Rookie winger Carl Hagelin has played well since being called up on November 25th, with 11 points in 19 games, but it remains to be seen how he’ll perform over the second half of the schedule and into the playoffs, when the games become more physical and intense. It might be best, therefore, to add an experienced scoring left wing, and perhaps drop Hagelin to the right side on the third line.
With currently just over $1.18 million in available cap space, Sather doesn’t have room to absorb much salary, unless Wojtek Wolski ($3.8 million cap hit) remains sidelined or gets buried in the minors. Otherwise, to bring in that aforementioned scoring left wing, he’ll have to part with a decent player carrying significant salary.
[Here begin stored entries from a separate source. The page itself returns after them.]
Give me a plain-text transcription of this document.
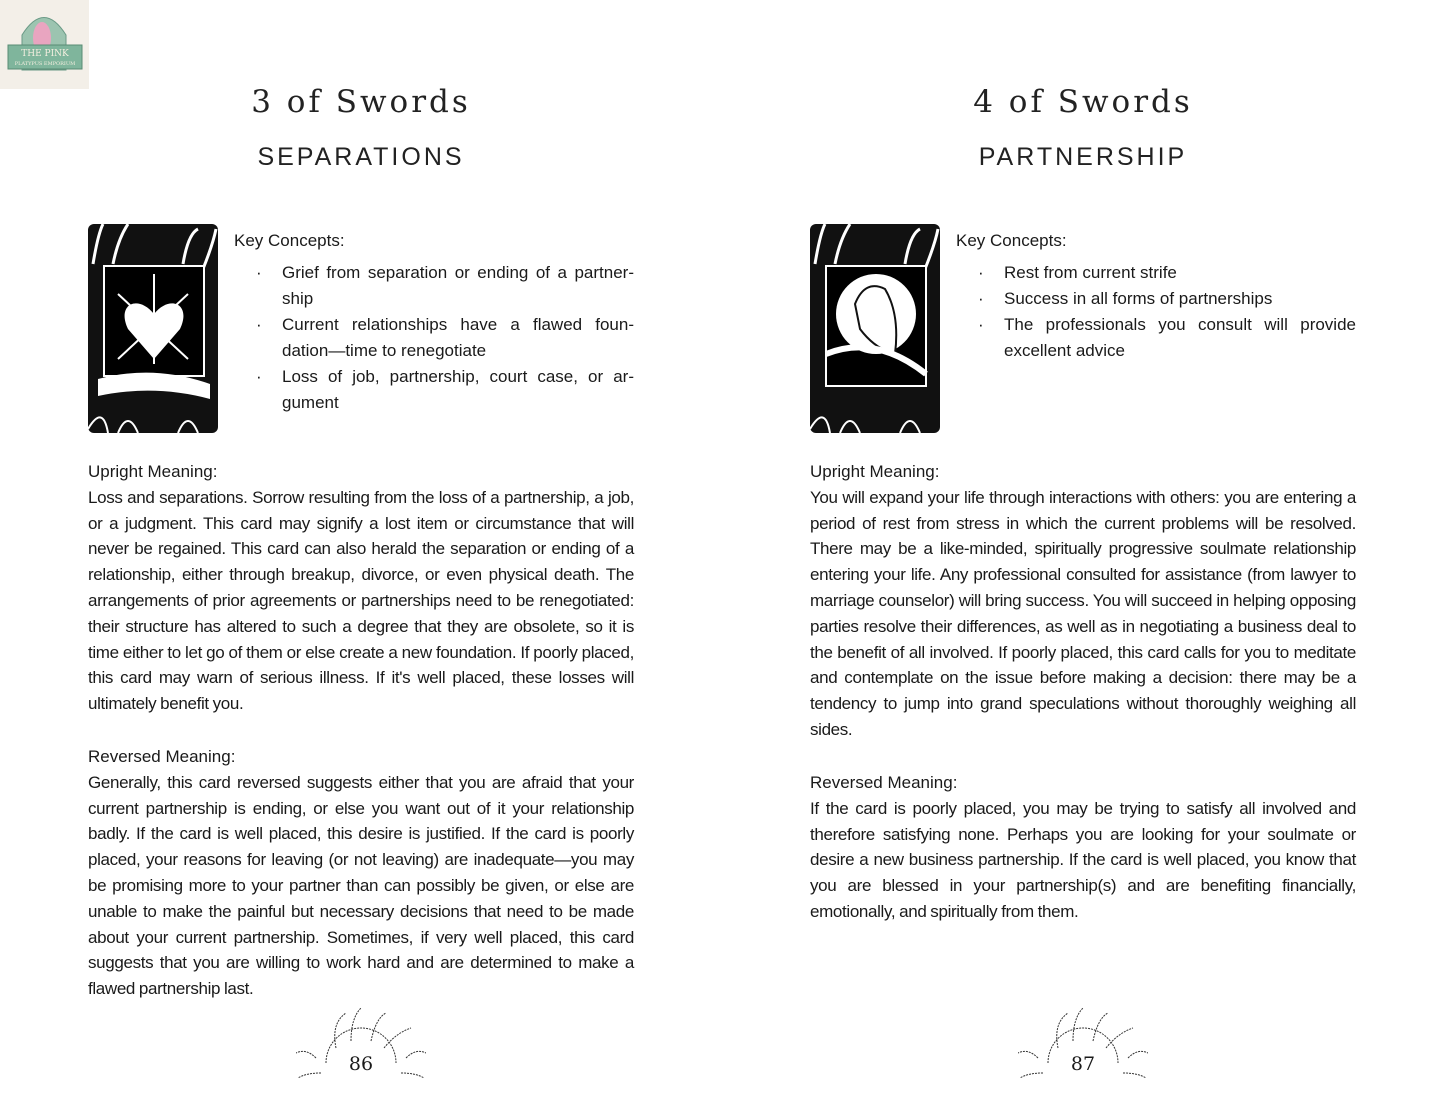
THE PINK
PLATYPUS EMPORIUM
3 of Swords
SEPARATIONS
Key Concepts:
· Grief from separation or ending of a partner-ship
· Current relationships have a flawed foun-dation—time to renegotiate
· Loss of job, partnership, court case, or ar-gument
Upright Meaning:

Loss and separations. Sorrow resulting from the loss of a partnership, a job, or a judgment. This card may signify a lost item or circumstance that will never be regained. This card can also herald the separation or ending of a relationship, either through breakup, divorce, or even physical death. The arrangements of prior agreements or partnerships need to be renegotiated: their structure has altered to such a degree that they are obsolete, so it is time either to let go of them or else create a new foundation. If poorly placed, this card may warn of serious illness. If it's well placed, these losses will ultimately benefit you.

Reversed Meaning:

Generally, this card reversed suggests either that you are afraid that your current partnership is ending, or else you want out of it your relationship badly. If the card is well placed, this desire is justified. If the card is poorly placed, your reasons for leaving (or not leaving) are inadequate—you may be promising more to your partner than can possibly be given, or else are unable to make the painful but necessary decisions that need to be made about your current partnership. Sometimes, if very well placed, this card suggests that you are willing to work hard and are determined to make a flawed partnership last.

86
4 of Swords
PARTNERSHIP
Key Concepts:
· Rest from current strife
· Success in all forms of partnerships
· The professionals you consult will provide excellent advice
Upright Meaning:

You will expand your life through interactions with others: you are entering a period of rest from stress in which the current problems will be resolved. There may be a like-minded, spiritually progressive soulmate relationship entering your life. Any professional consulted for assistance (from lawyer to marriage counselor) will bring success. You will succeed in helping opposing parties resolve their differences, as well as in negotiating a business deal to the benefit of all involved. If poorly placed, this card calls for you to meditate and contemplate on the issue before making a decision: there may be a tendency to jump into grand speculations without thoroughly weighing all sides.

Reversed Meaning:

If the card is poorly placed, you may be trying to satisfy all involved and therefore satisfying none. Perhaps you are looking for your soulmate or desire a new business partnership. If the card is well placed, you know that you are blessed in your partnership(s) and are benefiting financially, emotionally, and spiritually from them.

87
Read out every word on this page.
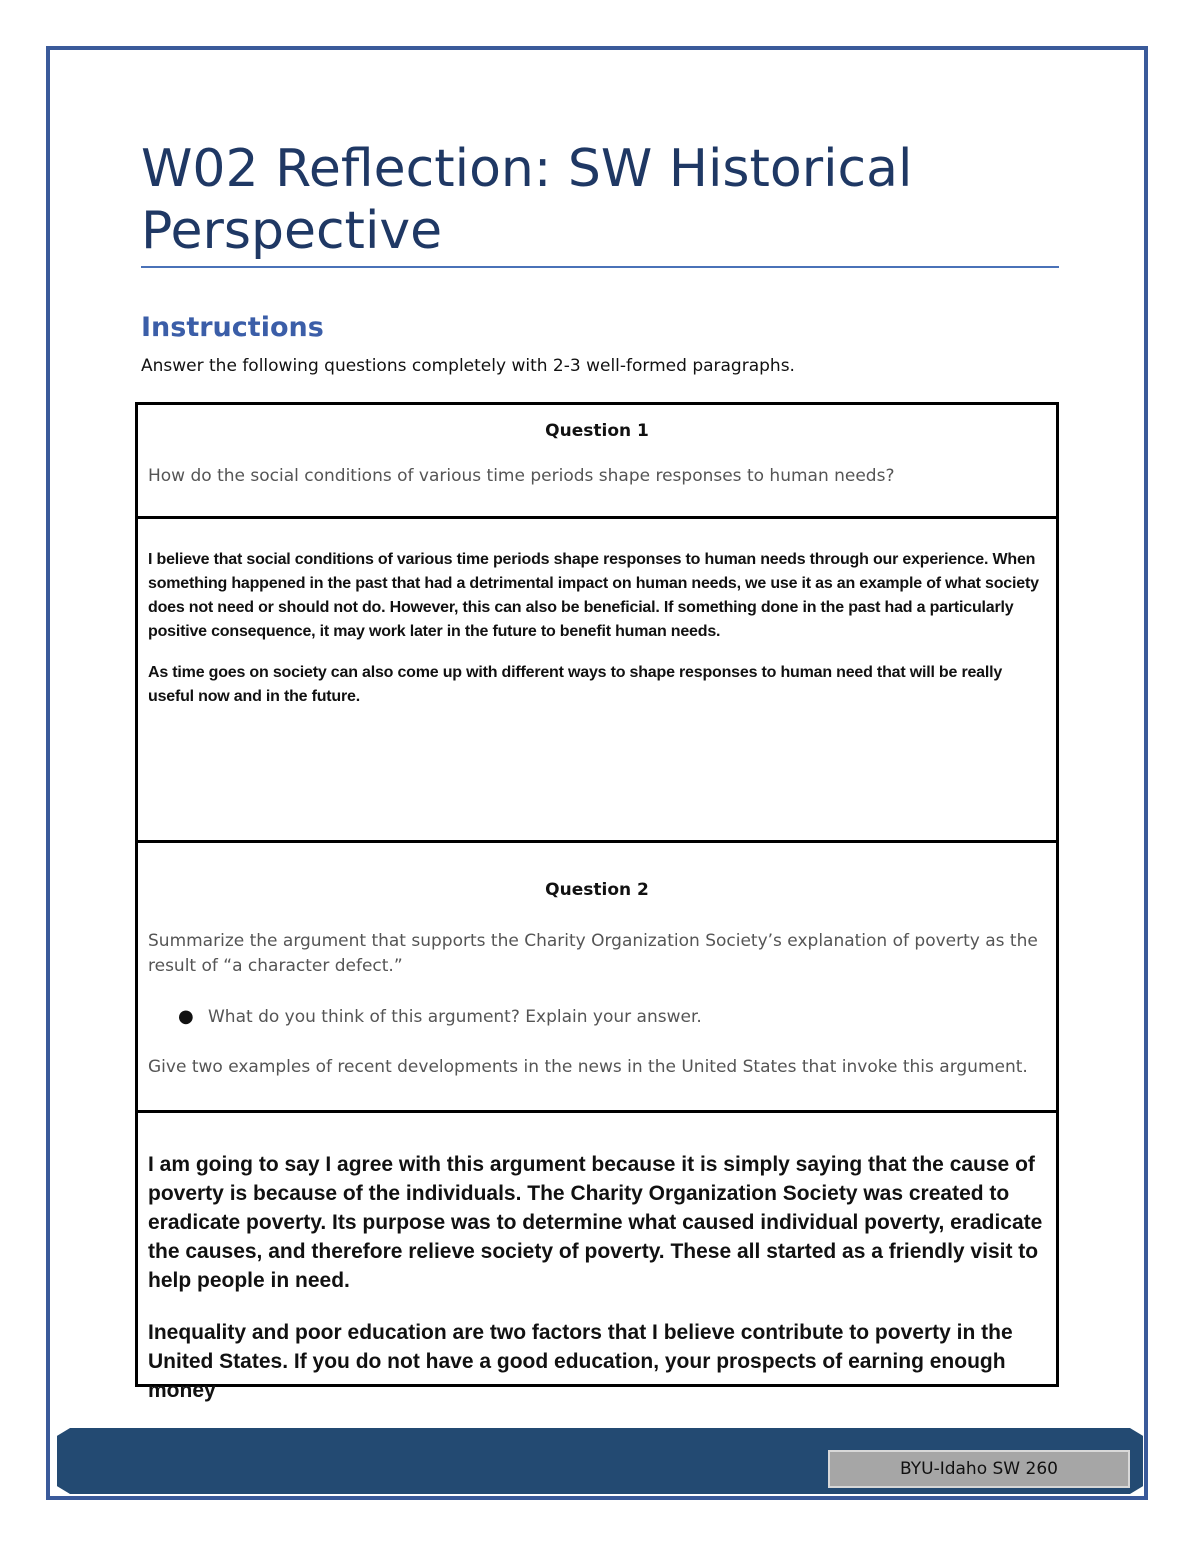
W02 Reflection: SW Historical
Perspective
Instructions
Answer the following questions completely with 2-3 well-formed paragraphs.
Question 1
How do the social conditions of various time periods shape responses to human needs?

I believe that social conditions of various time periods shape responses to human needs through our experience. When something happened in the past that had a detrimental impact on human needs, we use it as an example of what society does not need or should not do. However, this can also be beneficial. If something done in the past had a particularly positive consequence, it may work later in the future to benefit human needs.

As time goes on society can also come up with different ways to shape responses to human need that will be really useful now and in the future.

Question 2
Summarize the argument that supports the Charity Organization Society’s explanation of poverty as the result of “a character defect.”
● What do you think of this argument? Explain your answer.
Give two examples of recent developments in the news in the United States that invoke this argument.

I am going to say I agree with this argument because it is simply saying that the cause of poverty is because of the individuals. The Charity Organization Society was created to eradicate poverty. Its purpose was to determine what caused individual poverty, eradicate the causes, and therefore relieve society of poverty. These all started as a friendly visit to help people in need.

Inequality and poor education are two factors that I believe contribute to poverty in the United States. If you do not have a good education, your prospects of earning enough money

BYU-Idaho SW 260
For the time being, Sather has the luxury of time on his side. The team has played well, overcoming those problem areas, and as long as they remain at or near the top of the Eastern Conference, he’s in no hurry to make any deals. A slump, or a rash of injuries to key players, could of course increase the urgency to bolster his scoring depth.
If the Rangers can find a suitable scoring left wing, maintain their current strong play and stay healthy, they could by season’s end become serious Stanley Cup contenders.